Stable Diffusion was trained on an English language subset of LAION-5B, an open data set of five billion image-text pairings published in March 2021 by the Large-Scale Artificial Intelligence Open Network, a German nonprofit which has been a leading provider of training data for the current breed of generative AI models. The data can be freely downloaded or searched directly online.
Interestingly, a browse through wedding-related queries reveals no apparent likeness to a marriage ceremony in Stable Diffusion. Much of it takes place indoors and although the white wedding gown is often prevalent, the dress code is much more varied in the training data than it is in the model output. In some instances, such as for the generic query “a marriage ceremony,” Hindu dress is dominant. One must be careful here since only images with English descriptions were used for training. By Stable Diffusion’s own admission this in itself “affects the overall output of the model, as white and Western cultures are often set as the default,” but even if you ignore images with non-English captions the pattern seems to be the same.

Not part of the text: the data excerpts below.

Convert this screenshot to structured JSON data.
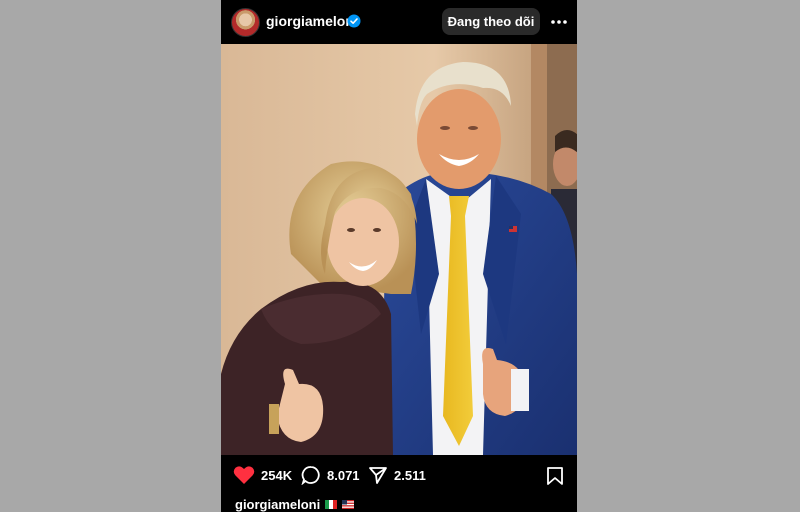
{
  "post": {
    "username": "giorgiameloni",
    "follow_label": "Đang theo dõi",
    "likes": "254K",
    "comments": "8.071",
    "shares": "2.511",
    "caption_username": "giorgiameloni",
    "caption_flags": [
      "italy-flag",
      "usa-flag"
    ]
  },
  "colors": {
    "background": "#a8a8a8",
    "app": "#000000",
    "like_red": "#ff3040",
    "verified_blue": "#0095f6",
    "follow_button": "#2a2a2a"
  },
  "icons": [
    "verified-badge-icon",
    "more-options-icon",
    "heart-icon",
    "comment-icon",
    "share-icon",
    "save-icon"
  ]
}
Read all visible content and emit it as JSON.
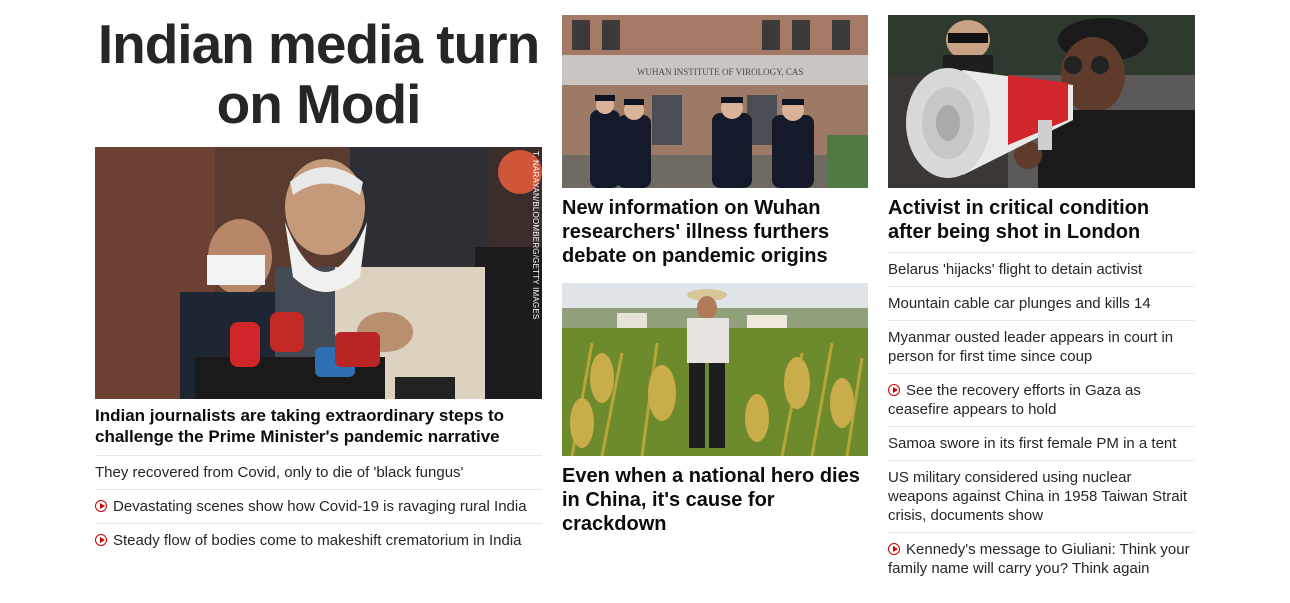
{
  "col1": {
    "big_headline": "Indian media turn on Modi",
    "image_credit": "T. NARAYAN/BLOOMBERG/GETTY IMAGES",
    "lead_title": "Indian journalists are taking extraordinary steps to challenge the Prime Minister's pandemic narrative",
    "items": [
      {
        "text": "They recovered from Covid, only to die of 'black fungus'",
        "video": false
      },
      {
        "text": "Devastating scenes show how Covid-19 is ravaging rural India",
        "video": true
      },
      {
        "text": "Steady flow of bodies come to makeshift crematorium in India",
        "video": true
      }
    ]
  },
  "col2": {
    "wuhan_sign": "WUHAN INSTITUTE OF VIROLOGY, CAS",
    "story1_title": "New information on Wuhan researchers' illness furthers debate on pandemic origins",
    "story2_title": "Even when a national hero dies in China, it's cause for crackdown"
  },
  "col3": {
    "lead_title": "Activist in critical condition after being shot in London",
    "items": [
      {
        "text": "Belarus 'hijacks' flight to detain activist",
        "video": false
      },
      {
        "text": "Mountain cable car plunges and kills 14",
        "video": false
      },
      {
        "text": "Myanmar ousted leader appears in court in person for first time since coup",
        "video": false
      },
      {
        "text": "See the recovery efforts in Gaza as ceasefire appears to hold",
        "video": true
      },
      {
        "text": "Samoa swore in its first female PM in a tent",
        "video": false
      },
      {
        "text": "US military considered using nuclear weapons against China in 1958 Taiwan Strait crisis, documents show",
        "video": false
      },
      {
        "text": "Kennedy's message to Giuliani: Think your family name will carry you? Think again",
        "video": true
      }
    ]
  },
  "colors": {
    "accent": "#cc0000",
    "text": "#0c0c0c",
    "divider": "#e6e6e6"
  },
  "icons": {
    "video": "play-icon"
  }
}
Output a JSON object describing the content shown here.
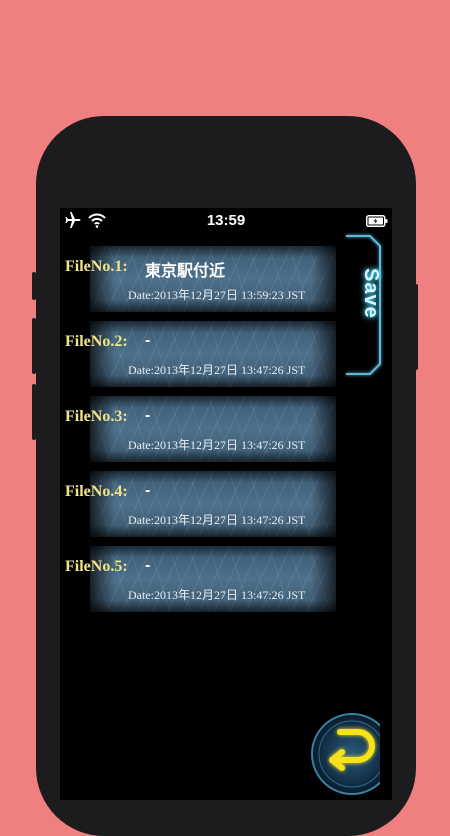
{
  "status_bar": {
    "time": "13:59",
    "icons": [
      "airplane-icon",
      "wifi-icon",
      "battery-icon"
    ]
  },
  "save_button": {
    "label": "Save"
  },
  "files": [
    {
      "label": "FileNo.1:",
      "name": "東京駅付近",
      "date": "Date:2013年12月27日 13:59:23 JST"
    },
    {
      "label": "FileNo.2:",
      "name": "-",
      "date": "Date:2013年12月27日 13:47:26 JST"
    },
    {
      "label": "FileNo.3:",
      "name": "-",
      "date": "Date:2013年12月27日 13:47:26 JST"
    },
    {
      "label": "FileNo.4:",
      "name": "-",
      "date": "Date:2013年12月27日 13:47:26 JST"
    },
    {
      "label": "FileNo.5:",
      "name": "-",
      "date": "Date:2013年12月27日 13:47:26 JST"
    }
  ],
  "colors": {
    "background": "#f08080",
    "file_label": "#f0e48a",
    "accent_glow": "#4fd8ff",
    "back_arrow": "#f5e21a"
  }
}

The composition of the images also differs considerably between training data and model. In a Stable Diffusion marriage, you typically see full-body shots of groups of up to 10 people; in LAION-5B you find anything from close-ups of a wedding invitation to birds-eye shots of a dance floor. In general, one cannot discern what a typical marriage ceremony is supposed to look like by simply browsing the training data, regardless of the acknowledged English language bias. Whatever marriage has become in Stable Diffusion, it has become so somewhere between LAION-5B, the deep neural network that helps Stable Diffusion turn natural language into visual features, and the diffuser model that Stable Diffusion uses to create new images corresponding to those features.
And beyond transparency
Thus, trying to understand marriage from the point of view of Stable Diffusion takes us into the territory of (un)explainable AI. It is no secret how the AI works. It is designed around a diffuser model that turns random visual noise into images with visual features resembling a text prompt inputted by the user. That, in turn, is made possible by a neural network called CLIP (Contrastive Language-Image Pre-training) which was first released by US-based OpenAI in January 2021.